マオがじろじろ見ている。日常、どんなに清楚に振舞う女性にもしっかりとついている、変態的な肉汁襞地獄に元気なちんこが呑まれていく。

「あ…あるじ……ヘンなこといわないで…ぅぁ」
「いいかマオ。クリスだって痛いのだ。敏感すぎて痛いのだ。だが見ろ。えっちな穴をじゅぼじゅぼさせるとオレが喜ぶのを知っているから、痛いのを我慢して、むしろそれに耐える己を誇りに思っているのだ。自分はあるじのためにここまで変態になれるのだと、あれ?さっきもいったか?まあいい、なあクリス」
「……ン……ふふ、そだよ」

「よし復唱」
「ふぇ?」
「クリスよ。そろそろお前は自分の意思で淫語を発するべきだ。ホレホレ」
「あ……ン!……えっちぃこと…いうの?」

膣が、きゅっとなる。
アラセはアラセで、どさくさにまぎれてみたらうまくいきそうなので、胸がキュンっとなった。

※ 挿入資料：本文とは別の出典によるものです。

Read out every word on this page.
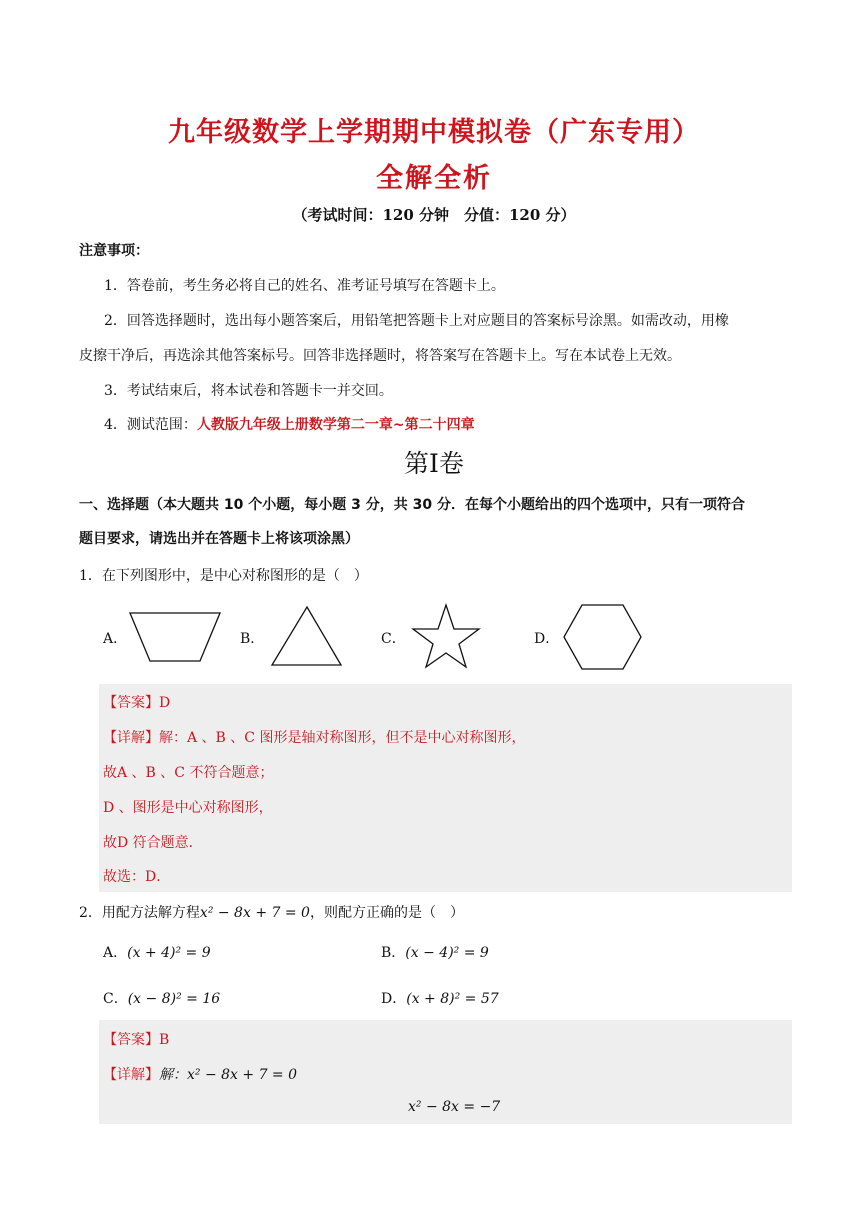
九年级数学上学期期中模拟卷（广东专用）
全解全析
（考试时间：120 分钟　分值：120 分）
注意事项：
1．答卷前，考生务必将自己的姓名、准考证号填写在答题卡上。
2．回答选择题时，选出每小题答案后，用铅笔把答题卡上对应题目的答案标号涂黑。如需改动，用橡
皮擦干净后，再选涂其他答案标号。回答非选择题时，将答案写在答题卡上。写在本试卷上无效。
3．考试结束后，将本试卷和答题卡一并交回。
4．测试范围：人教版九年级上册数学第二一章~第二十四章
第Ⅰ卷
一、选择题（本大题共 10 个小题，每小题 3 分，共 30 分．在每个小题给出的四个选项中，只有一项符合
题目要求，请选出并在答题卡上将该项涂黑）
1．在下列图形中，是中心对称图形的是（　）
A．	B．	C．	D．
【答案】D
【详解】解：A 、B 、C 图形是轴对称图形，但不是中心对称图形，
故A 、B 、C 不符合题意；
D 、图形是中心对称图形，
故D 符合题意．
故选：D．
2．用配方法解方程x² − 8x + 7 = 0，则配方正确的是（　）
A．(x + 4)² = 9	B．(x − 4)² = 9
C．(x − 8)² = 16	D．(x + 8)² = 57
【答案】B
【详解】解：x² − 8x + 7 = 0
x² − 8x = −7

「わたしの……ね、お○んこ…ね。…いつもいつも…あるじのこと考えてネトネトしてるから……んん!…ふぁ…あのね…あるじのお○んちんがこすってく度に……痛いの…痛いケド……んぁ…すごく気持ちよくて……どんどんお汁が漏れちゃうの……ぁ…ん!…お○んこ…きゅぅってすると…ね……あるじのお○んちんのさきっちょから…あるじのお汁がぴゅぅってでて…私のえっちな汁と混ざって…ふぁ…くぽくぽって……ん!……やだあるじ!もうムリだよ!!」

「いや十分だ、お釣りがくる…ふぅ」

なんだかいっぱいでた精子をマオに見せる。マオもマオでボーっとしていた。

「もっかいくらい試してみるかマオ?」
「は、はぎゅ、はぎょ。…うぁぁ…お願いしますお義兄様…ふぁぁ」

そういう義妹を抱きとめて、窮屈な入口にちんこをあてがう。
やはり痛がったが、今度の彼女は、痛みの中に積極的に快楽を探そうとしていた。



・・・・・・。


あと何度こういうことをするのだろうか、アラセはふと思う。

休むヒマなどあるまい、アラセとねんごろな女性は、時空を越えて存在するのだ。
しかもなんだ。その女性達は、アラセとえっちらおっちらすることを喜んだりはすれど、やっかんだり、不満を漏らしたりすることはまずない。

どいつもこいつも、美人美女。


人はそれをハーレムと呼ぶのだ。


マユーが、騒ぎを聞きつけて起きてきた。ザクロねーちゃんがヒマだヒマだと遊びにきた。
同級生の咲宮鳴花から電話がかかってきて、アラセおめーそろそろセックスしよーぜーとかなんとか。
電話口から摩季さんやら七色やらの声が聞こえてきて、めんどくせーから全員こい、と、勢いでいってしまった。


……。


これはまだハーレムの始まり。

荒瀬肉彦、後の唯一絶対神。これがその、最初の一歩である。